In many ways, he said, the income tax stabilized revenue and mitigated against economic ups and downs that caused sales, corporation and capital gains taxes to fluctuate and created budgeting headaches for governors and legislatures.
“Nobody likes to pay taxes. Nobody does, but at the end of the day it put the state on a relatively solid footing,” he said.

What troubles Klepper-Smith nowadays is that state spending is outpacing revenue.

“The state right now is spending above and beyond its ability to pay for it,” he said.

Opponents of the income tax in 1991 warned the income tax would encourage free-spending in Hartford, and this is a complaint still being heard 25 years later.

“It has basically served Connecticut as a license to spend,” said Kane, the ranking Republican senator on the Appropriations Committee.

State spending tripled from $7.7 billion in 1991 to $22 billion last year, including the federal share of Medicaid spending for each year.

While others disagree, Barnes contends that state spending would have grown at appreciably the same rate — the only question is what combination of taxes, fees and charges would have been imposed.
“Without the income tax, the state would have had to considerably raise other taxes, or significantly reduce what we do,” he said.

The income tax had been packaged with a constitutional spending cap as a check against runaway spending, but subsequent legislatures and governors never put the cap into effect since voters overwhelmingly approved the measure.
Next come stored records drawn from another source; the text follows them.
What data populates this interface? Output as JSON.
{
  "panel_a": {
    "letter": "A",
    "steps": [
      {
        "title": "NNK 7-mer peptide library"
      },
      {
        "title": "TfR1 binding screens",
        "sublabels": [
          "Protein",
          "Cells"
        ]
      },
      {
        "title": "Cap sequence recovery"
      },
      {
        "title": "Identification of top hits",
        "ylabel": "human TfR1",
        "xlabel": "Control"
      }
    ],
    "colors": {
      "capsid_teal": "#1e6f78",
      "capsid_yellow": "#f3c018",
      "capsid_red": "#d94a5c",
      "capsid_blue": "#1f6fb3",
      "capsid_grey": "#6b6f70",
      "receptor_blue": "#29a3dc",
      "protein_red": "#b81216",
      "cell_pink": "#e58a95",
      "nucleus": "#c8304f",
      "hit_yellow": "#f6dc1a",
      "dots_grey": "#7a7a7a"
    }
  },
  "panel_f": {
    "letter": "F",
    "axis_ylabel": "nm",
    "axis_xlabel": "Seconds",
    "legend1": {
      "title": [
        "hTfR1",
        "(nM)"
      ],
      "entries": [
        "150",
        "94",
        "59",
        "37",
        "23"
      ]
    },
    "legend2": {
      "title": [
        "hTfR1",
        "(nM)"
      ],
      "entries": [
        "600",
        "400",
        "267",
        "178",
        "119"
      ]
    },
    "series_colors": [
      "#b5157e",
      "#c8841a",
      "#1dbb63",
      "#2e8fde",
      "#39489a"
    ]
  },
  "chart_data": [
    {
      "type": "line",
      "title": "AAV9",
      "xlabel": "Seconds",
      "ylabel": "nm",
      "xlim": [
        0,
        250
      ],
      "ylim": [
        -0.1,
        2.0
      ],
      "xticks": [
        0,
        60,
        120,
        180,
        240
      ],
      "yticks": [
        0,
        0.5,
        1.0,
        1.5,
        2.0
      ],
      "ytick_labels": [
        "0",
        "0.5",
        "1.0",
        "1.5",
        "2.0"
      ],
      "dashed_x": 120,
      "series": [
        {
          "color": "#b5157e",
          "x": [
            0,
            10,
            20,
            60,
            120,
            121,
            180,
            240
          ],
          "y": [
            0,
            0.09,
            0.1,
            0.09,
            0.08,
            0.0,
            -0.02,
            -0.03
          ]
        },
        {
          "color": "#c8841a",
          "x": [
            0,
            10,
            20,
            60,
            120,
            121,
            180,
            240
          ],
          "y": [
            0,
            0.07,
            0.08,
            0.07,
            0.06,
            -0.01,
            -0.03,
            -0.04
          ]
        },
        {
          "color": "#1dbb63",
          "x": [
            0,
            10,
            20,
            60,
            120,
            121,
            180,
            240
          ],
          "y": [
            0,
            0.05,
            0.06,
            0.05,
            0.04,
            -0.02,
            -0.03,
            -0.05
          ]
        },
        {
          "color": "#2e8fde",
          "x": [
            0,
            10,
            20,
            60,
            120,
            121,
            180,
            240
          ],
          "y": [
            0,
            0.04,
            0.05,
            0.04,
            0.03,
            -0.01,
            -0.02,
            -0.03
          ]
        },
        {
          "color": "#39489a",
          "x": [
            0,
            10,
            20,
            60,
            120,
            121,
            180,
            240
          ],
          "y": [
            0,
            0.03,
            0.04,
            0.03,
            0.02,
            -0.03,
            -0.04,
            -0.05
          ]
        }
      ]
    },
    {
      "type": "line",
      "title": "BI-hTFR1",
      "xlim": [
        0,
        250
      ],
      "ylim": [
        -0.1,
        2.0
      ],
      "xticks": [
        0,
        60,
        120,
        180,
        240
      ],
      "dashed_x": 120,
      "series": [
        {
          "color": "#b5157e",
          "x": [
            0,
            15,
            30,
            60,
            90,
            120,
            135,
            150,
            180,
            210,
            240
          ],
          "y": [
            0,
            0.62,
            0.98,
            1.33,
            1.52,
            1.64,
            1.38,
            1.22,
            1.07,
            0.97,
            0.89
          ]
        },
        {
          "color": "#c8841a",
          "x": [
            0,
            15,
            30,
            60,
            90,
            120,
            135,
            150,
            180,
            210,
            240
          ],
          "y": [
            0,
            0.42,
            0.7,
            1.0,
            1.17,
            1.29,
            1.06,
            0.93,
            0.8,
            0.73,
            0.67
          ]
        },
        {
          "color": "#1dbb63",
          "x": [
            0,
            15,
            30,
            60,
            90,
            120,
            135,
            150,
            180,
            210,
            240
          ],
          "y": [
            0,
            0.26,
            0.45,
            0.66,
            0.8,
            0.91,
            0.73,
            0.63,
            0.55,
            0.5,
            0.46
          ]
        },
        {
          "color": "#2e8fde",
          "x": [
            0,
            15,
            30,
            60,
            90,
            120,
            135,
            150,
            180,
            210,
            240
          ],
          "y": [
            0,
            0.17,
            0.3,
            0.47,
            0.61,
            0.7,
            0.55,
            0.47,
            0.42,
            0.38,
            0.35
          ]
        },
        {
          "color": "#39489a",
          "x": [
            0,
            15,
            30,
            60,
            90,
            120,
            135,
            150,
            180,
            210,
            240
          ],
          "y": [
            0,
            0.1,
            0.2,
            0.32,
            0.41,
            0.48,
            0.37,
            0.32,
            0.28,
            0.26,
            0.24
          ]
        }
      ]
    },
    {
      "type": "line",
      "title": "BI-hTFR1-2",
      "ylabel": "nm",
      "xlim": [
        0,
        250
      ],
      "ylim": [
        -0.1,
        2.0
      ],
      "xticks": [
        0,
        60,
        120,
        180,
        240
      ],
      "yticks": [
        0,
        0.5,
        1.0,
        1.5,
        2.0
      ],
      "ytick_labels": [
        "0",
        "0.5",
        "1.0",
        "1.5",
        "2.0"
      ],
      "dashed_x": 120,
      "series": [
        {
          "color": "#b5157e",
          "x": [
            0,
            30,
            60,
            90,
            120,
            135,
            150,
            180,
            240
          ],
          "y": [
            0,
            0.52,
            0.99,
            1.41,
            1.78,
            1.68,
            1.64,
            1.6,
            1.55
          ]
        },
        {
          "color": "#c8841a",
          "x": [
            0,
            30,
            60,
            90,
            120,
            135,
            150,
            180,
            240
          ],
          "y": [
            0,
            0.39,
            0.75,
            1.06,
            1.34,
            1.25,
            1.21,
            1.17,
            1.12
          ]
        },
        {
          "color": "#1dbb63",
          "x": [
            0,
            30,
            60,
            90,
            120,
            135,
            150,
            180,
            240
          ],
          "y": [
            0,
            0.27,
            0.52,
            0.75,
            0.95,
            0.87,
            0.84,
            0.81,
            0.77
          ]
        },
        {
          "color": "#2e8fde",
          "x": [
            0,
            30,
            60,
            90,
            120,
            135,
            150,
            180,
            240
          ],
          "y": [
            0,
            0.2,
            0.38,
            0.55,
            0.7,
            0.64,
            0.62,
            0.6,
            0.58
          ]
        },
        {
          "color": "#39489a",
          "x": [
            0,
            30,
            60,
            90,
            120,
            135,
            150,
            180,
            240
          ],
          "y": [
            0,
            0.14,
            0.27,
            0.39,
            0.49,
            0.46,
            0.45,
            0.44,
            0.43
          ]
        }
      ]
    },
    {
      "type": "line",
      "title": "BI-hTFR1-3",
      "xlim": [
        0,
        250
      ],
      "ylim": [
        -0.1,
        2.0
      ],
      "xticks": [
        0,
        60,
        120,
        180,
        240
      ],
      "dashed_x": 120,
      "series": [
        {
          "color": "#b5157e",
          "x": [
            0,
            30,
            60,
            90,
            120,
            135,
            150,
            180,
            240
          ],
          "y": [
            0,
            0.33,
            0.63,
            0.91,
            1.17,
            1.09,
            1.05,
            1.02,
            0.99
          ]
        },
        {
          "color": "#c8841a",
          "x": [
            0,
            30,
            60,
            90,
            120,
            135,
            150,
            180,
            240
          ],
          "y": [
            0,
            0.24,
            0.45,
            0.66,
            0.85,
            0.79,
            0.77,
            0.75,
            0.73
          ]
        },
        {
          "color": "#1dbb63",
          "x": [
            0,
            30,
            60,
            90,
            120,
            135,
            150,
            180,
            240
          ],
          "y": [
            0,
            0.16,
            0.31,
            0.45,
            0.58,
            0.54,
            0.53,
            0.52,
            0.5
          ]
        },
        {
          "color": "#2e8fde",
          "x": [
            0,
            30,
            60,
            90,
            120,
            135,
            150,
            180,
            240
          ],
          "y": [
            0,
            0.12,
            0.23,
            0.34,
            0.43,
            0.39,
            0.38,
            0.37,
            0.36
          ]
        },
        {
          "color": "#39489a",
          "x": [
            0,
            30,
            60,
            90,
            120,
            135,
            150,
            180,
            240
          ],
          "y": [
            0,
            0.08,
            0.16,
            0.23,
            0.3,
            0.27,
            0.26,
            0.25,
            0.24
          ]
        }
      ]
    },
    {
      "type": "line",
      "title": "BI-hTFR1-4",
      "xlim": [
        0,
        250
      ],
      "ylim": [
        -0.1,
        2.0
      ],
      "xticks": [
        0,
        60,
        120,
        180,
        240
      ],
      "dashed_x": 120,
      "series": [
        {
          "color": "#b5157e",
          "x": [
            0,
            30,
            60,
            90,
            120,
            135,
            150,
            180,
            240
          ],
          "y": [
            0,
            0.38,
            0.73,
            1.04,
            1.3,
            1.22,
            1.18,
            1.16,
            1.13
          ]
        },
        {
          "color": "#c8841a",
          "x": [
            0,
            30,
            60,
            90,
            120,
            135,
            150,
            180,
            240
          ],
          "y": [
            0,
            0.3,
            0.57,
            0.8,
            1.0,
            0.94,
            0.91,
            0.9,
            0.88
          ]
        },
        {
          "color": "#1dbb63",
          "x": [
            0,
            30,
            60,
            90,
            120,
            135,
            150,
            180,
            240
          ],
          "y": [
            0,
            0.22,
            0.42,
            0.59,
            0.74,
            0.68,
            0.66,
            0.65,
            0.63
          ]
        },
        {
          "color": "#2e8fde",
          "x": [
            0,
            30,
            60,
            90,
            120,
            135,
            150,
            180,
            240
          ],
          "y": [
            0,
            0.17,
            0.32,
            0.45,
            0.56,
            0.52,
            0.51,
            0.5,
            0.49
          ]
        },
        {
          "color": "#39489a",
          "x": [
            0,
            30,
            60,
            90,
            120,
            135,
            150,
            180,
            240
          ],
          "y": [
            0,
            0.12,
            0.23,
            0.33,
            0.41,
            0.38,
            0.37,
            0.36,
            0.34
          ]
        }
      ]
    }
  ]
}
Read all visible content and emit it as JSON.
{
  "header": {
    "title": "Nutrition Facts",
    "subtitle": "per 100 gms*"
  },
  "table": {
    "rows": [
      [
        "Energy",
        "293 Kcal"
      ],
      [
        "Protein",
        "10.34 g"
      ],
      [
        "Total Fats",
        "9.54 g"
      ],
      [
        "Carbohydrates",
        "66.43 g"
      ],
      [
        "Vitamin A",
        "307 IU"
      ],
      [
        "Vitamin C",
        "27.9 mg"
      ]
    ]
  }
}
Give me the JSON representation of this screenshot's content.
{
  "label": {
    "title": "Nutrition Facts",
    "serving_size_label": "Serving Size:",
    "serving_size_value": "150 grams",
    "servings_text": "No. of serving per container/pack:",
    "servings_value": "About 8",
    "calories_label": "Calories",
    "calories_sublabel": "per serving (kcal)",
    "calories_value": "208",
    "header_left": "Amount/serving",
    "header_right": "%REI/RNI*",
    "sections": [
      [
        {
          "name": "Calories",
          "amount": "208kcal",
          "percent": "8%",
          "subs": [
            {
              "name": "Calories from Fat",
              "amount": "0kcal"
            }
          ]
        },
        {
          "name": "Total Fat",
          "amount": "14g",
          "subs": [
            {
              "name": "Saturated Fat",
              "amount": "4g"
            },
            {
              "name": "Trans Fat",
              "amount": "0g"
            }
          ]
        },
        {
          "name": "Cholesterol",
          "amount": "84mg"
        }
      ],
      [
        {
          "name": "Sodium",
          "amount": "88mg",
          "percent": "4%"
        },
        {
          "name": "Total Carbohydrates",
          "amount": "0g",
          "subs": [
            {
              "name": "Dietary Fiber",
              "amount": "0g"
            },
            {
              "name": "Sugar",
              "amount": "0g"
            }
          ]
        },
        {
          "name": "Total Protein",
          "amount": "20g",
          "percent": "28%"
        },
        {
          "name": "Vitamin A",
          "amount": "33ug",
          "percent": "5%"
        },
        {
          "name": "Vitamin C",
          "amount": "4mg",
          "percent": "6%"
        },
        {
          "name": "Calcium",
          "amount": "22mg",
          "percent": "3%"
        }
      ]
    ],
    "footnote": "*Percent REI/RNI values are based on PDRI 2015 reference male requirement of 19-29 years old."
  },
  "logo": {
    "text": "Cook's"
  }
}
“The spending cap is the other half of the story,” Kane said.

The state has been operating under a “temporary” spending cap that was put into state law until the legislature defined key terms of the constitutional cap that the 1992 amendment left lawmakers to spell out.
A 24-member Spending Cap Commission is now definitions for the legislature’s possible consideration in its 2017 session.

Rep. Jeffrey J. Berger, D-73rd District, House chairman of the Finance, Revenue and Bonding Committee, was making no predictions, but the Waterbury lawmaker believes it likely the legislature will finally take the last step to put the constitutional cap into effect.

“It is a very strong possibility,” Berger said.